Fake Brand Sponsorship Scam
Scammers pose as a brand offering a paid sponsorship to a content creator, then either send a fraudulent payment or demand upfront fees before disappearing.
Also known as: fake sponsorship scam, brand deal scam
Last reviewed: 5 July 2026
In a fake brand sponsorship scam, someone claiming to represent a well-known company contacts a creator through email, direct message, or a fake business account, offering a paid collaboration for a video, post, or livestream mention. The pitch usually looks professional, complete with a logo, a plausible brief, and a contract. Two common follow-ups then occur: either the "brand" sends an overpayment check or wire transfer and asks the creator to refund the difference before the original payment bounces, or the brand asks the creator to pay an upfront fee for "shipping," "onboarding," or a "promotional kit" before any real product or payment arrives.
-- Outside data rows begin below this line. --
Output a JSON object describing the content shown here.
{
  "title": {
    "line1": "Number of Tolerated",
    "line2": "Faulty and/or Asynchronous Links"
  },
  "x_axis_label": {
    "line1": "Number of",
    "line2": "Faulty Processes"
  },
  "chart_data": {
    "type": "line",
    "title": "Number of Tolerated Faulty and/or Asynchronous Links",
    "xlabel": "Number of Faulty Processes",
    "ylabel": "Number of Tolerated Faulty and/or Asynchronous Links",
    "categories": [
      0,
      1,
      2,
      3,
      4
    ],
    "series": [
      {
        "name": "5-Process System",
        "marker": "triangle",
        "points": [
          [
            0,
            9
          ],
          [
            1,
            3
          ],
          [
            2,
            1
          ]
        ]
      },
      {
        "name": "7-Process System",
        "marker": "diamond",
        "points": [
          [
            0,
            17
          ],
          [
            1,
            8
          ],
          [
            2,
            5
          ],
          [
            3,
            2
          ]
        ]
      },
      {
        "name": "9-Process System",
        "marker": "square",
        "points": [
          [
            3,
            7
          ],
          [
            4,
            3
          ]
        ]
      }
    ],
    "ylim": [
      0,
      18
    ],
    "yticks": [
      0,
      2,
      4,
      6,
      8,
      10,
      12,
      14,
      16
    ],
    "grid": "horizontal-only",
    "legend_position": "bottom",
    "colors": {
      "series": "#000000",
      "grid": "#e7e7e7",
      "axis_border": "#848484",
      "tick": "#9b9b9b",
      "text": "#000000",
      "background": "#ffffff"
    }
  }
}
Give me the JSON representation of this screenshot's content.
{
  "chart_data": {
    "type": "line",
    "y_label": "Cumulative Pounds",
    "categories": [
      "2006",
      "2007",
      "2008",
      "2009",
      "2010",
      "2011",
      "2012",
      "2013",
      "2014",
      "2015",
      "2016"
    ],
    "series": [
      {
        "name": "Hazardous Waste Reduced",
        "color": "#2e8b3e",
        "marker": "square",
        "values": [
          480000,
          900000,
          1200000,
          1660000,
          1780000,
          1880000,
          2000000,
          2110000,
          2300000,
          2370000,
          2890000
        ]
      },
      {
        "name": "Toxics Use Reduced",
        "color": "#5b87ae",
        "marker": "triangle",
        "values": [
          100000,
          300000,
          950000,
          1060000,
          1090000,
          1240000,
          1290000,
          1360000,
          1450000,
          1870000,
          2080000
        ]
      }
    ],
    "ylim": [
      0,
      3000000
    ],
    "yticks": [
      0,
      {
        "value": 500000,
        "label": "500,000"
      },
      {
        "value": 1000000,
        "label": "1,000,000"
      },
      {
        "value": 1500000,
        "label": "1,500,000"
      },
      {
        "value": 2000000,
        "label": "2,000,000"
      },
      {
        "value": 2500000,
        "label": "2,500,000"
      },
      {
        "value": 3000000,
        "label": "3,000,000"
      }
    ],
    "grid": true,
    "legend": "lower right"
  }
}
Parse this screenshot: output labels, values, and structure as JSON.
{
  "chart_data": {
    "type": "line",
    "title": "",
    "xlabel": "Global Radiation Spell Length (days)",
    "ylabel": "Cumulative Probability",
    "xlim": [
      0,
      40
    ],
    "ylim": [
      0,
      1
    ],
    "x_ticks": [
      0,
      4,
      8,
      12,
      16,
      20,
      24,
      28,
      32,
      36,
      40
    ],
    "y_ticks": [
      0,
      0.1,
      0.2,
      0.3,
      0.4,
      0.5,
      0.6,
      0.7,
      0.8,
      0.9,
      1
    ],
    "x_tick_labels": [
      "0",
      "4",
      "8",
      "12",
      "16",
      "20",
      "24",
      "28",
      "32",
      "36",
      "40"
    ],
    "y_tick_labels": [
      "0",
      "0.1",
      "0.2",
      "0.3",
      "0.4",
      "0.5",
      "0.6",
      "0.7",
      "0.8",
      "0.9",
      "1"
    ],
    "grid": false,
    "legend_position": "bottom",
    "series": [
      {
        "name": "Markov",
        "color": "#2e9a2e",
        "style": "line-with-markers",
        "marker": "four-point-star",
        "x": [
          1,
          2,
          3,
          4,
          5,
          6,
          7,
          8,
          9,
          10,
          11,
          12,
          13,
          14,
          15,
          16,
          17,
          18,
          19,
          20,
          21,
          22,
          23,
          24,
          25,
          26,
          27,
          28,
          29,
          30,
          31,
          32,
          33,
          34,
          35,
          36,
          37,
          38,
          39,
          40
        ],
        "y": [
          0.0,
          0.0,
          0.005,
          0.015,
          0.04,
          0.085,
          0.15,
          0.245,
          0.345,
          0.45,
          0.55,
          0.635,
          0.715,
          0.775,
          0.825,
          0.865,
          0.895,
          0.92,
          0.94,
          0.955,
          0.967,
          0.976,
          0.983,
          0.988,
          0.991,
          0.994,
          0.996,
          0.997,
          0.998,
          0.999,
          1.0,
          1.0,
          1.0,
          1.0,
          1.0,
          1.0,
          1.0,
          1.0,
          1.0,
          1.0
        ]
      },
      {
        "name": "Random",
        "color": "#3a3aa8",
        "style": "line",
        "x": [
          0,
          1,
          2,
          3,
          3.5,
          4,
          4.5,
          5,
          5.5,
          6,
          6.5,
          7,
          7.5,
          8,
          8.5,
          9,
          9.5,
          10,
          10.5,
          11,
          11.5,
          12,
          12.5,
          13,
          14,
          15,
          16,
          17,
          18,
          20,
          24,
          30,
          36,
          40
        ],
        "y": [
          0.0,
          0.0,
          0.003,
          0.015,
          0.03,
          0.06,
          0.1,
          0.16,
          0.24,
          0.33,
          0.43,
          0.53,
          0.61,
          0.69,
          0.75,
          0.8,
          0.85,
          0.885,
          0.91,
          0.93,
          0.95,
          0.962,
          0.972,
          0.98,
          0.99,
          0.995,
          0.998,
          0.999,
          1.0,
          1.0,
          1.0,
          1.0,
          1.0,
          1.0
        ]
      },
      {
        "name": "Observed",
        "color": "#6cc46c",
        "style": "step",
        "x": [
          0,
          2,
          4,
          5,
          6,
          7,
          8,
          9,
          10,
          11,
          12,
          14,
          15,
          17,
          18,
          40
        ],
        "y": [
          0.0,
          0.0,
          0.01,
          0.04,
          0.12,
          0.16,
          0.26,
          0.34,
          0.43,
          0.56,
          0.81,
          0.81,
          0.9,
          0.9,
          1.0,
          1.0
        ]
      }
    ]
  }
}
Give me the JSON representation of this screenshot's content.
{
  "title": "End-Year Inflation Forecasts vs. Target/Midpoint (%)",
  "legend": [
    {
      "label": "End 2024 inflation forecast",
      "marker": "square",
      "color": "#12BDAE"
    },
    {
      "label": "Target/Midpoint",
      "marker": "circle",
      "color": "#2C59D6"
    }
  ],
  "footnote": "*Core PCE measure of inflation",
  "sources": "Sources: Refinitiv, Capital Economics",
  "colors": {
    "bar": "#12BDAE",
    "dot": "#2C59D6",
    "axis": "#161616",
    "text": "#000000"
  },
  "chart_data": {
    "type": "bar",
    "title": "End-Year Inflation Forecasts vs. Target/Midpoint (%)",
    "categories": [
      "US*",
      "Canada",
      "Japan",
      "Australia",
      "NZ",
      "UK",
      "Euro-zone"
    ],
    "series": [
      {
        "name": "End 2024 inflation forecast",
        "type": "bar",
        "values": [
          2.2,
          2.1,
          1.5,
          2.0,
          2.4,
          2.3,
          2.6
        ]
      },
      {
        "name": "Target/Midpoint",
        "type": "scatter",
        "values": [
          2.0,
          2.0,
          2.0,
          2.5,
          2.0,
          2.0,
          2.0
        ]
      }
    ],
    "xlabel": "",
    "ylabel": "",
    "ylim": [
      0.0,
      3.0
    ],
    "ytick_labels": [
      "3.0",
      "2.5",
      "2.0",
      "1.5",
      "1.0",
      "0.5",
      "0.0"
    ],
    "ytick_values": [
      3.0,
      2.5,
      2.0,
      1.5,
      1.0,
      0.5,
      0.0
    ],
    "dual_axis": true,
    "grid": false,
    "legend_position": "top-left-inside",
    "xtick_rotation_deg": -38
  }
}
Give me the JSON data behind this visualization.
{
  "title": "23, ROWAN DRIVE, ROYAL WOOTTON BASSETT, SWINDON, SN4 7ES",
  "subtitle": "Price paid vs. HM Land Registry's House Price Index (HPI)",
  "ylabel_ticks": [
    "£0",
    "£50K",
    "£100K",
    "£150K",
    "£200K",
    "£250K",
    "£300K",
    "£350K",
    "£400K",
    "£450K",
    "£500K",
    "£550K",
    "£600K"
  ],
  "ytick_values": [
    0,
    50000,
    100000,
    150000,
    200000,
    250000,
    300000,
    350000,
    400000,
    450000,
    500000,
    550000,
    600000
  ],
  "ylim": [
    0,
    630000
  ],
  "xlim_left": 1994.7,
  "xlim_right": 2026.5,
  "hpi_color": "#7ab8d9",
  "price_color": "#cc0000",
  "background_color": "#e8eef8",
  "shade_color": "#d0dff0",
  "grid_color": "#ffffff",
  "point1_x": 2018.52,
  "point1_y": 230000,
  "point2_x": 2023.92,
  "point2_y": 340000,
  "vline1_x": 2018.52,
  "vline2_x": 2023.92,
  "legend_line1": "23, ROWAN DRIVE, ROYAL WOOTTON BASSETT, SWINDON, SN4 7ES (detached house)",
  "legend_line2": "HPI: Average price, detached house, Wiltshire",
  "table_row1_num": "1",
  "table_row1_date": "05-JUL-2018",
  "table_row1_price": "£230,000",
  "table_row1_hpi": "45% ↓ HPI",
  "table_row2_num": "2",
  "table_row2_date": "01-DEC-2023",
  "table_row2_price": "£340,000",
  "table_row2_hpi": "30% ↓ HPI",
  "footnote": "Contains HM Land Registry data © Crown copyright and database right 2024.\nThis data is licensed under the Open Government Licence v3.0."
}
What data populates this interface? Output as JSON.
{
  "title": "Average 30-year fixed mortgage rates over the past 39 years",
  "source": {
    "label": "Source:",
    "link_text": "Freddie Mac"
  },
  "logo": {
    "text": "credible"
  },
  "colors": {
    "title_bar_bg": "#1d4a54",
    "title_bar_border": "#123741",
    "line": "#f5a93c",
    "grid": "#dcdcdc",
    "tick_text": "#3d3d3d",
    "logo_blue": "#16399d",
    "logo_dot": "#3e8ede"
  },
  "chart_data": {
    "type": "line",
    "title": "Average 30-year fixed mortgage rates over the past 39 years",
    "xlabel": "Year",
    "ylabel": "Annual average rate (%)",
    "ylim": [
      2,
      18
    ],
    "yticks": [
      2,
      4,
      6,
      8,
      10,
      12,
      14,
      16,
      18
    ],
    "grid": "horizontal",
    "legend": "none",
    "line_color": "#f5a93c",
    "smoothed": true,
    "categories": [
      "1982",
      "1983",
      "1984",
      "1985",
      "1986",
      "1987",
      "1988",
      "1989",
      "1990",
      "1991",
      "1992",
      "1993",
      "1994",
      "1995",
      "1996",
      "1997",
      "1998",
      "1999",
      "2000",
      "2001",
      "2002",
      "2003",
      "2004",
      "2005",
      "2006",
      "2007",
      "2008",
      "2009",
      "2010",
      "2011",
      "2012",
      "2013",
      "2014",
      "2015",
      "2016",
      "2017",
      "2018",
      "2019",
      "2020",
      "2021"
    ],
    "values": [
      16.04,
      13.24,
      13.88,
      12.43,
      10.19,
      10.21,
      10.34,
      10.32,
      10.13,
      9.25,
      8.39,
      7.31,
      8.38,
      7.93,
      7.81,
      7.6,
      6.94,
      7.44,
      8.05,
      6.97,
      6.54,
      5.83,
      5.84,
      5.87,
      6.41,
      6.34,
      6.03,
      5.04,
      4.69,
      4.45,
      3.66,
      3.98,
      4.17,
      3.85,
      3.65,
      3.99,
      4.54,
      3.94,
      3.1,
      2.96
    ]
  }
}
Creators with growing but not yet large audiences are frequently targeted, since they are more likely to be excited by an unsolicited sponsorship offer and less likely to have established verification habits with real ad agencies or brand marketing teams. The scam can also be run in reverse, where the creator is asked to purchase product to review with an unusual reimbursement process that never actually reimburses them.
Creators can protect themselves by contacting the brand through its official verified channels rather than replying to the sender directly, refusing to refund any part of an overpayment, and treating any request to pay money upfront to receive a paid partnership as a serious red flag.
Examples
- A creator receives a check from a supposed sponsor for more than the agreed fee and is asked to wire back the difference; the original check later bounces.
- A message claiming to be from a well-known brand's marketing team asks a creator to pay a shipping deposit before free product is sent, and the product never arrives.